Supporters of the European far right are looking more youthful lately. In a noticeable shift, Generation Greta has made way for the Bande de Bardella — as in Jordan Bardella, the 29-year-old president of France’s far-right Rassemblement National (RN).
Whether it's in the European Union’s second-biggest member or smaller ones, young voters appear more receptive to right-wing messaging.
France is a particularly noteworthy case. RN, which has worked to distance itself from its fascist roots, has made inroads into ideological territory traditionally held by the left — staking a claim to defending worker rights, pensions and quality of life for average citizens. Those young enough to have long and uncertain careers ahead of them have responded in kind.
Ahead of last year’s European elections, more than 30% of Gen Z voters expressed their intention to vote for RN. The party was able to capitalise on the generation’s backing during snap national elections later that summer, winning 32% of the18-to-25-year-old vote in the first round.
That marked a doubling of support from this age group compared to the 2022 presidential election.
The shift may have something to do with disillusionment. A study in France suggested that 31% of under-35s believe there are better systems of governance than democracy. That is a higher percentage than respondents in other age groups. Barely half of under-35s agreed that voting is an effective way to express dissatisfaction.

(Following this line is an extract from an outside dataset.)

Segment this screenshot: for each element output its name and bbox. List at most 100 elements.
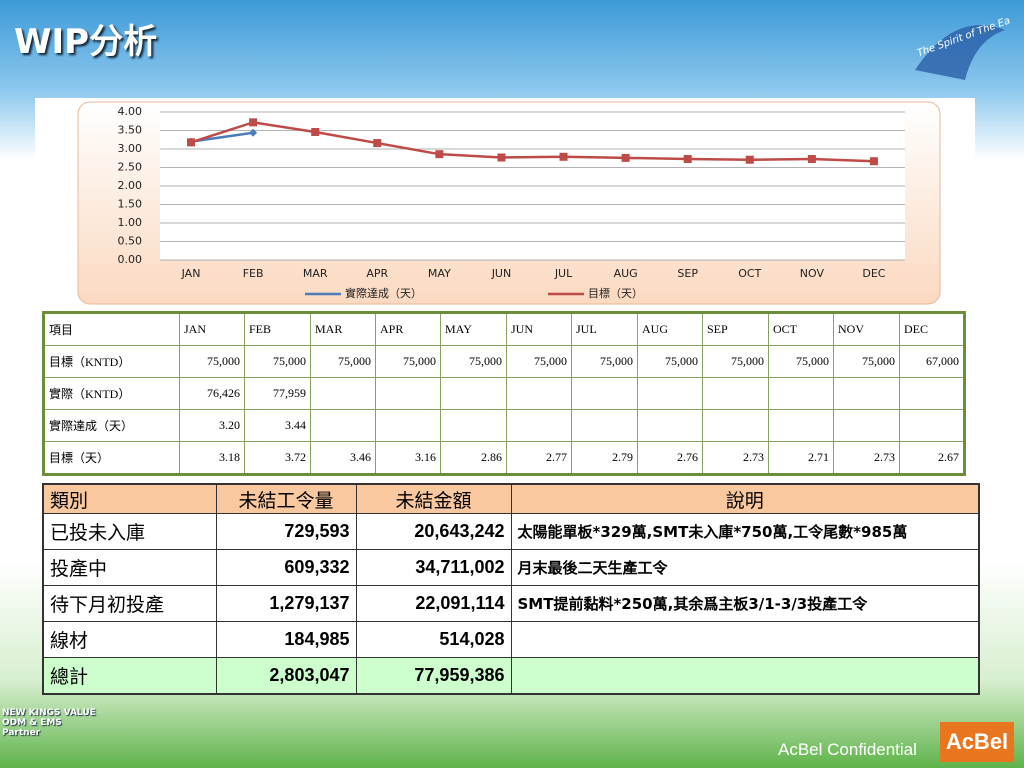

“If you feel that your life is not getting better and your family and friends’ lives are not getting better, then it’s normal you might start questioning the system that is producing those results,” Omran Shroufi, a far-right researcher at the Vrije Universiteit Brussel, told The Parliament.
Beyond France
Far-right parties are surging across Europe. In many cases, it’s older generations keeping them from becoming even more powerful.
In Austria, the far-right and Russian-friendlier Freedom Party (FPÖ) is on the cusp of taking power, after coalition talks led by the centre-right party collapsed. The negotiations stem from September’s election, when the FPÖ took home 27% of the under-34 vote, up seven percentage points from 2019.
It’s a similar scene in neighbouring Germany. In three state-level elections last year, one-in-three Germans under the age of 34 voted for the Alternative for Germany (AfD), which German authorities classify partly as an extremist group. In Belgian local elections in October, 22% of Gen-Z Flemish voters supported the Flemish Nationalist Party (VB).
Gender among the young also plays a role, with more men than women shifting to the right in many of these elections.
This has all happened in span of a single European election cycle — in 2019, younger voters turned out in large numbers for Green parties — but a lot has happened in a short amount of time.
The Covid pandemic took its toll in more ways than one. The far right jumped on concerns regarding socioeconomic security. RN, for example, proposed scrapping income tax for under-30s.
“[Young people] want to see young people as candidates on lists as well as MEPs in the parliament, so young people feel represented, and they recognise themselves in politics,” Laure Verstraete, a board member of the European Youth Forum, an advocacy group, told The Parliament.
In that light, it helps that RN gave Bardella — a member of the European Parliament and chair of the Patriots for Europe group — a leading role. His youthful presence, online and off, has helped give the party an in with younger generations. Two-million people follow Bardella on TikTok, which skews young.
"It's mostly young people who no longer believe in what the left said because they are still very much affected by social problems,” Jean-Paul Garraud, a European lawmaker from RN, told The Parliament. “Beyond Jordan Bardella, we have entrusted big responsibilities to many young people.”
At the same time, many left-wing movements have been splintering. Germany’s Die Linke may not surpass the 5% hurdle required to hold seats in the Bundestag, the German parliament, in early elections taking place in February. Sahra Wagenknecht, a former Left MP, has founded her own party, taking a lot of support with her.
Climate change is a less compelling political issue than it was a few years ago, and this is reflected by support for parties championing environmental concerns. Les Écologistes in France, for instance, lost eight seats in the European Parliament.
Most voters still for mainstream parties
This shift, though notable, is not an avalanche. Most young people, like all groups, have stuck with a range of more centrist parties. There are also a few counterpoints. Italy’s Greens got a boost in European elections. Denmark’s Socialistisk Folkeparti, a green-left party founded in 1959, picked up an extra seat.
Left-of-centre parties elsewhere hope to have the same good fortune, as 2025 promises yet more election upheaval. Germany, where the AfD is polling second, will be an early test.
Despite its poor prospects, Die Linke isn’t counting itself dead yet.
“We have trained many teams across Germany in recent years who are now ready to talk to voters at their doorsteps and in their neighbourhoods,” Martin Schirdewan, Die Linke’s co-leader in the EP, told The Parliament.